Topic modeling is a probabilistic, statistical method that can uncover themes and categories in amounts of text so large that they cannot be read by any individual human being. […] Topic modeling allows us to step back even further from analyzing representative articles in these topics to interpreting all of them, to supplement close readings of individual items with distant readings of tens of thousands of them.
(Uit: Robert K. Nelson, ‘Of monsters, Men – and Topic Modeling‘, The New York Times Opinionator Blog)
Topic modeling uses statistical techniques to categorize individual texts and, perhaps more importantly, to discover categories, topics, and patterns that we might not be aware of in those texts. A topic modeling program—here the impressive MALLET application developed by Andrew McCallum and others at the University of Massachusetts, Amherst—generates a specified number of topics from a group of documents. The specific topics are not predetermined by the researcher but instead emerge from the patterns uncovered by the statistical algorithm. All that is provided by the researcher is the number of topics.
(Uit: Robert K. Nelson, ‘Mining the Dispatch‘)
Princeton historicus Ben Schmidt heeft recent een interessante blog gepost over de valkuilen van topic modeling: Keeping the Words in Topic Models. Het valt voor niet ingewijden niet altijd mee om te volgen, maar hij doet zijdelings een paar uitspraken die het doel van topic modeling ook voor amateurs als ikzelf begrijpelijk maken:
Bookworm/Ngrams-type graphs and these topic-model graphs promote pretty much the same type of reflection, and share many of the same pitfalls. But one of the reasons I like the Ngrams-style approach better is that it wears its weaknesses on its sleeves. Weaknesses like: vocabulary changes, individual words don’t necessarily capture the full breadth of something like “Western Marxism,” any word can have multiple meanings, an individual word is much rarer.

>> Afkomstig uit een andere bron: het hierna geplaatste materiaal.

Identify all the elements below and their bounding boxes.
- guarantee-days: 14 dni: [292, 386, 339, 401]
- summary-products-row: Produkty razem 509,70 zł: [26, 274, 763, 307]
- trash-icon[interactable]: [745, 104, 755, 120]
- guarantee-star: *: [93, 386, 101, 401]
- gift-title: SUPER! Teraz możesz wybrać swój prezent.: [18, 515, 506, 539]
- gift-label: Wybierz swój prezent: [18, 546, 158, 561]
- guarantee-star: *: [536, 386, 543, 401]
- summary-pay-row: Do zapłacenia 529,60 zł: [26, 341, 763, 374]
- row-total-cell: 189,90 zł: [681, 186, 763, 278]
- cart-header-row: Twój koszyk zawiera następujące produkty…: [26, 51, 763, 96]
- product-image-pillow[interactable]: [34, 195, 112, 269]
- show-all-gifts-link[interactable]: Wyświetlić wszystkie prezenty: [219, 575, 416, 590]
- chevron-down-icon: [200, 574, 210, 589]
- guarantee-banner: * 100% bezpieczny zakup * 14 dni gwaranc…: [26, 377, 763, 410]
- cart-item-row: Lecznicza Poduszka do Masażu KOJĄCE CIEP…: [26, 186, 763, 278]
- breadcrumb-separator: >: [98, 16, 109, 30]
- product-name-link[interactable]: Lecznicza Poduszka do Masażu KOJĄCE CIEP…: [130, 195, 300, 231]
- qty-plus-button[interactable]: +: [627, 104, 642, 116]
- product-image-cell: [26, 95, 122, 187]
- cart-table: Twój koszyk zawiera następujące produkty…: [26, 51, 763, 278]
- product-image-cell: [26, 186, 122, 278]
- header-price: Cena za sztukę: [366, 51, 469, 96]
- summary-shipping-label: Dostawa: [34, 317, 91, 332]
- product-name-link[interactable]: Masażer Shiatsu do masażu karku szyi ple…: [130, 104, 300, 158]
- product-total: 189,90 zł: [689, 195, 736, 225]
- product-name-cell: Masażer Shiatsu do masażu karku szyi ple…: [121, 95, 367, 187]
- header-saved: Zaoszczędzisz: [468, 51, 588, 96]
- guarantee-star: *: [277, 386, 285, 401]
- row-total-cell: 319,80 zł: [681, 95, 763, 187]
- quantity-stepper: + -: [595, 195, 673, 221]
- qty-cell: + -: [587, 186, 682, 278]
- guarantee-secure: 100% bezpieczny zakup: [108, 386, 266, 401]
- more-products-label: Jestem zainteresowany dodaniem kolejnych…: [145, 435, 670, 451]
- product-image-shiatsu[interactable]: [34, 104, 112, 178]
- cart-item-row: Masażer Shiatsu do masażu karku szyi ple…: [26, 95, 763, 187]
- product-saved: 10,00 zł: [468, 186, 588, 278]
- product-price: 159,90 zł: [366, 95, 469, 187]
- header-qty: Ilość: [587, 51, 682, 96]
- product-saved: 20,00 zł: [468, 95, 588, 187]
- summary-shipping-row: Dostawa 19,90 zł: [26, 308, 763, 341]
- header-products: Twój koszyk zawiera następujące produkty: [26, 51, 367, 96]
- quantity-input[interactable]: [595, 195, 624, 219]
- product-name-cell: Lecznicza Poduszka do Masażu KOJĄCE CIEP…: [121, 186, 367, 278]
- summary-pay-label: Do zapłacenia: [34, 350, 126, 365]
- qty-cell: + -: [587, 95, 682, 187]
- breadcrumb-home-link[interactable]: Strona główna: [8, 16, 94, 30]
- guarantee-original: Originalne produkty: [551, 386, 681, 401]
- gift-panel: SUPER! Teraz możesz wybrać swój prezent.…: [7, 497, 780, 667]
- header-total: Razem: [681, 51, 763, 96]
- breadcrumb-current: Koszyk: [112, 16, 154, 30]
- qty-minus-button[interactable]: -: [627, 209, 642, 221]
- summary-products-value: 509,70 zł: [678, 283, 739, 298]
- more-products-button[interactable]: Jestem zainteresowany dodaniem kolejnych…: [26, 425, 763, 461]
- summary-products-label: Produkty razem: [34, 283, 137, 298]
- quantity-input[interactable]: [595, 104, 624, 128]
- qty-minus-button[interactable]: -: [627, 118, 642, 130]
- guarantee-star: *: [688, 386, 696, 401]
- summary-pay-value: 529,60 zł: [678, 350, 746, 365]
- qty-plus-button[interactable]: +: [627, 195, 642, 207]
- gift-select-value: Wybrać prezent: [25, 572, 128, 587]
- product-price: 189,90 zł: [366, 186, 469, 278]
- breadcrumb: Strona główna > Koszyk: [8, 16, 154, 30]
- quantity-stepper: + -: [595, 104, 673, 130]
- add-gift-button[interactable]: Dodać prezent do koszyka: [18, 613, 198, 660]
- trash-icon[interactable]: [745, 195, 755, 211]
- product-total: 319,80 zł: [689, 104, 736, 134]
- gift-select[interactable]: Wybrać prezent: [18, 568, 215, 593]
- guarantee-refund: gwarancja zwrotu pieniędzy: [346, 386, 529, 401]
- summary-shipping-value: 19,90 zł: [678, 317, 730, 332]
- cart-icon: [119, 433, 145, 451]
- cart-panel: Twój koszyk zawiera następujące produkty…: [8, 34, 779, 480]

Topic modeling seems like an appealing way to fix just these problems, by producing statistical aggregates that map the history of ideas better than any word could. Instead of dividing texts into 200,000 (or so) words, it divides them into 200-or-so topics that should be nearly as easy to cognize, but that will be much more heavily populated; the topics should map onto concepts better than words; and they avoid the ambiguity of a word like “bank” (riverbank? Bank of England?) by splitting it into different bins based on context.
Dat alleen al maakt zijn blog het lezen waard. Dat geldt ook voor zijn andere bijdragen over digital humanities, waarin hij een aantal aardige observaties doet over geschiedschrijving in het digitale tijdperk:
To do humanistic readings of digital data, we cannot rely on either traditional humanistic competency or technical expertise from the sciences. This presents a challenge for the execution of research projects on digital sources: research-center driven models for digital humanistic resource, which are not uncommon, presume that traditional humanists can bring their interpretive skills to bear on sources presented by others.